My goal is to classify all finitely generated modules over $R=Q[x]/(x^2+1)^2$. So, let $M$ be such a module. I am given a hint that such a module is also a $Q[x]$ module.
First off, in what way should I be seeing $M$ as a $Q[x]$ module? The only thing I can think to do is extend the action of $R$ on $M$ to $Q[x]$ on $M$ by letting $q(x)\cdot m=q(x)$ $(mod (x^2+1)^2)\cdot m$. It will follow easily that this is an action on $M$ and makes $M$ into a $Q[x]$ module. It is also clear that since $M$ is finitely generated over $R$, it will be finitely generated over $Q[x]$ as well. So, I can then write, using the fundamental theorem of finitely generated modules over PIDs, $$M\cong Q[x]^k\oplus Q[x]/(a_1^{\alpha_1}(x))\oplus\cdots\oplus Q[x]/(a_t^{\alpha_t}(x)) $$ as $Q[x]$ modules, and where each $a_i(x)$ is prime. Is this the right idea?
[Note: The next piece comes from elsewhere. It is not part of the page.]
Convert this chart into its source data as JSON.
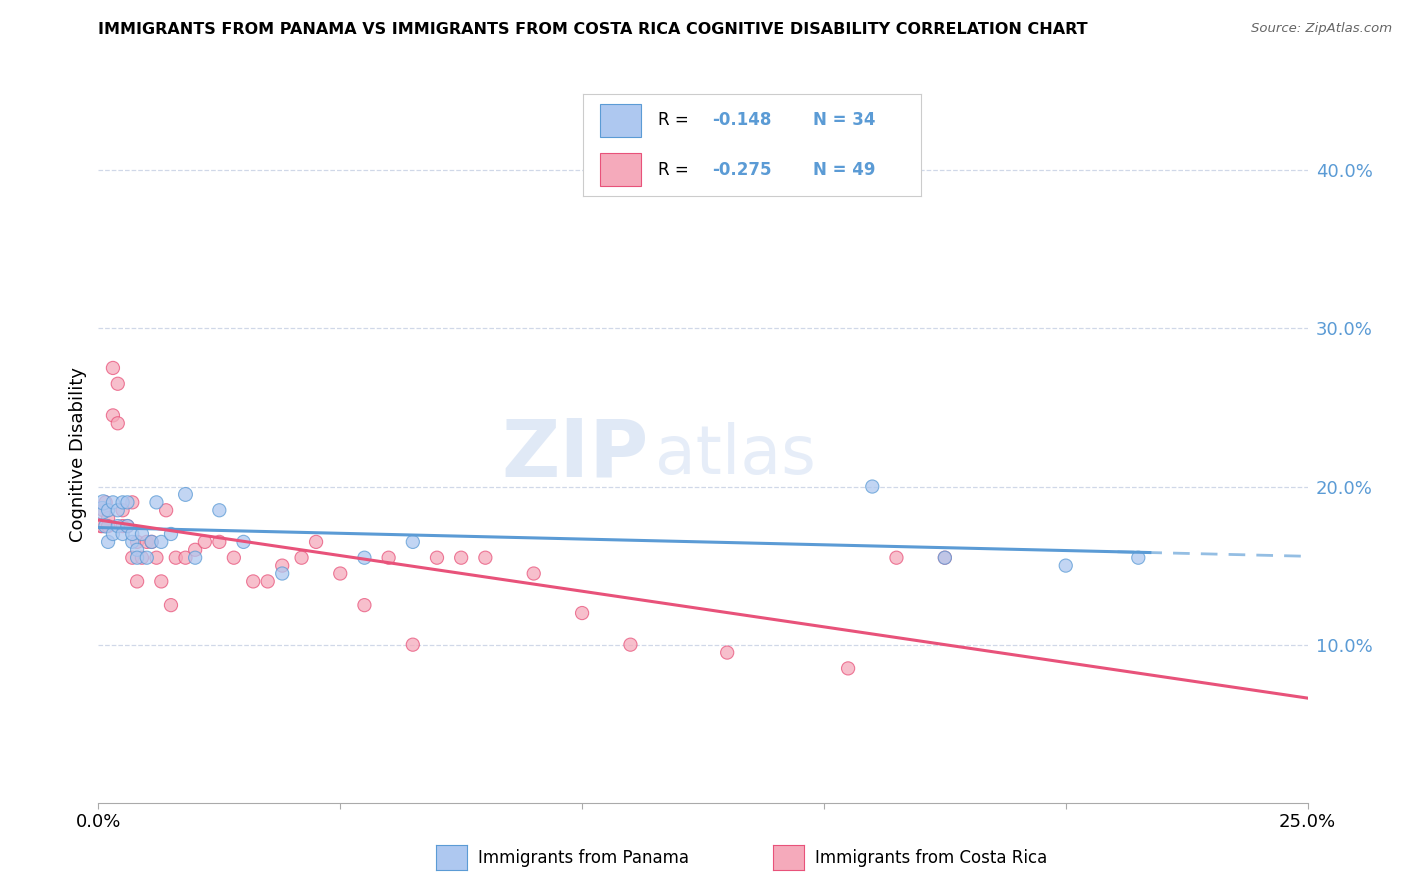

My question now is how do I turn this into an isomorphism of $R$ modules? My (naive) gut reaction is to reduce everything modulo $(x^2+1)^2$. However, how do I deal with these quotients? What are the images of these direct summands in $R$. Does it even make sense to "reduce modulo $(x^2+1)^2$"?
I feel like any $R$ module will look like $$\left[Q[x]/(x^2+1)^2\right]^{n_1}\oplus \left[Q[x]/(x^2+1)\right]^{n_2}$$ where possibly $n_1,n_2=0$, but I'm not sure at all how to justify this. Any help at all is appreciated.
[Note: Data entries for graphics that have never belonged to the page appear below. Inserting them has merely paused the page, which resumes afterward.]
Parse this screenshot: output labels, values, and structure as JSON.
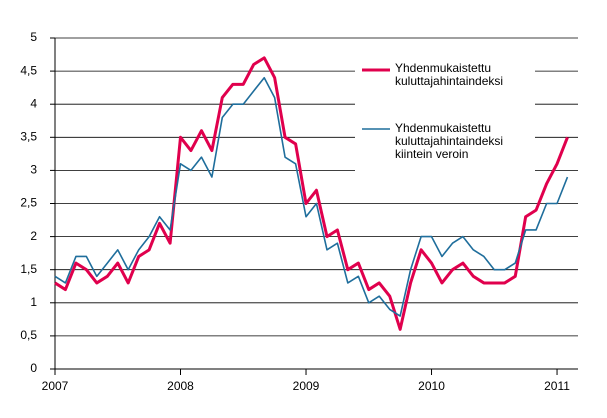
{
  "chart_data": {
    "type": "line",
    "x": [
      2007,
      2007.083,
      2007.167,
      2007.25,
      2007.333,
      2007.417,
      2007.5,
      2007.583,
      2007.667,
      2007.75,
      2007.833,
      2007.917,
      2008,
      2008.083,
      2008.167,
      2008.25,
      2008.333,
      2008.417,
      2008.5,
      2008.583,
      2008.667,
      2008.75,
      2008.833,
      2008.917,
      2009,
      2009.083,
      2009.167,
      2009.25,
      2009.333,
      2009.417,
      2009.5,
      2009.583,
      2009.667,
      2009.75,
      2009.833,
      2009.917,
      2010,
      2010.083,
      2010.167,
      2010.25,
      2010.333,
      2010.417,
      2010.5,
      2010.583,
      2010.667,
      2010.75,
      2010.833,
      2010.917,
      2011,
      2011.083
    ],
    "series": [
      {
        "name": "Yhdenmukaistettu kuluttajahintaindeksi",
        "color": "#e0004d",
        "width": 3,
        "values": [
          1.3,
          1.2,
          1.6,
          1.5,
          1.3,
          1.4,
          1.6,
          1.3,
          1.7,
          1.8,
          2.2,
          1.9,
          3.5,
          3.3,
          3.6,
          3.3,
          4.1,
          4.3,
          4.3,
          4.6,
          4.7,
          4.4,
          3.5,
          3.4,
          2.5,
          2.7,
          2.0,
          2.1,
          1.5,
          1.6,
          1.2,
          1.3,
          1.1,
          0.6,
          1.3,
          1.8,
          1.6,
          1.3,
          1.5,
          1.6,
          1.4,
          1.3,
          1.3,
          1.3,
          1.4,
          2.3,
          2.4,
          2.8,
          3.1,
          3.5
        ]
      },
      {
        "name": "Yhdenmukaistettu kuluttajahintaindeksi kiintein veroin",
        "color": "#1f6e9c",
        "width": 1.6,
        "values": [
          1.4,
          1.3,
          1.7,
          1.7,
          1.4,
          1.6,
          1.8,
          1.5,
          1.8,
          2.0,
          2.3,
          2.1,
          3.1,
          3.0,
          3.2,
          2.9,
          3.8,
          4.0,
          4.0,
          4.2,
          4.4,
          4.1,
          3.2,
          3.1,
          2.3,
          2.5,
          1.8,
          1.9,
          1.3,
          1.4,
          1.0,
          1.1,
          0.9,
          0.8,
          1.5,
          2.0,
          2.0,
          1.7,
          1.9,
          2.0,
          1.8,
          1.7,
          1.5,
          1.5,
          1.6,
          2.1,
          2.1,
          2.5,
          2.5,
          2.9
        ]
      }
    ],
    "xlim": [
      2007,
      2011.167
    ],
    "xticks": [
      2007,
      2008,
      2009,
      2010,
      2011
    ],
    "ylim": [
      0,
      5
    ],
    "yticks": [
      0,
      {
        "value": 0.5,
        "label": "0,5"
      },
      1,
      {
        "value": 1.5,
        "label": "1,5"
      },
      2,
      {
        "value": 2.5,
        "label": "2,5"
      },
      3,
      {
        "value": 3.5,
        "label": "3,5"
      },
      4,
      {
        "value": 4.5,
        "label": "4,5"
      },
      5
    ],
    "grid": true
  }
}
That's all there is to it: using that "lifted" action of $Q[x]$ on the $Q[x]/(x^2+1)$ module, the $Q[x]/(x^2+1)$ modules are exactly the $Q[x]$ modules which are annihilated by $(x^2+1)$.
The finitely generated ones correspond with each other, and you draw conclusions using the structure theorem for f.g. modules over $Q[x]$.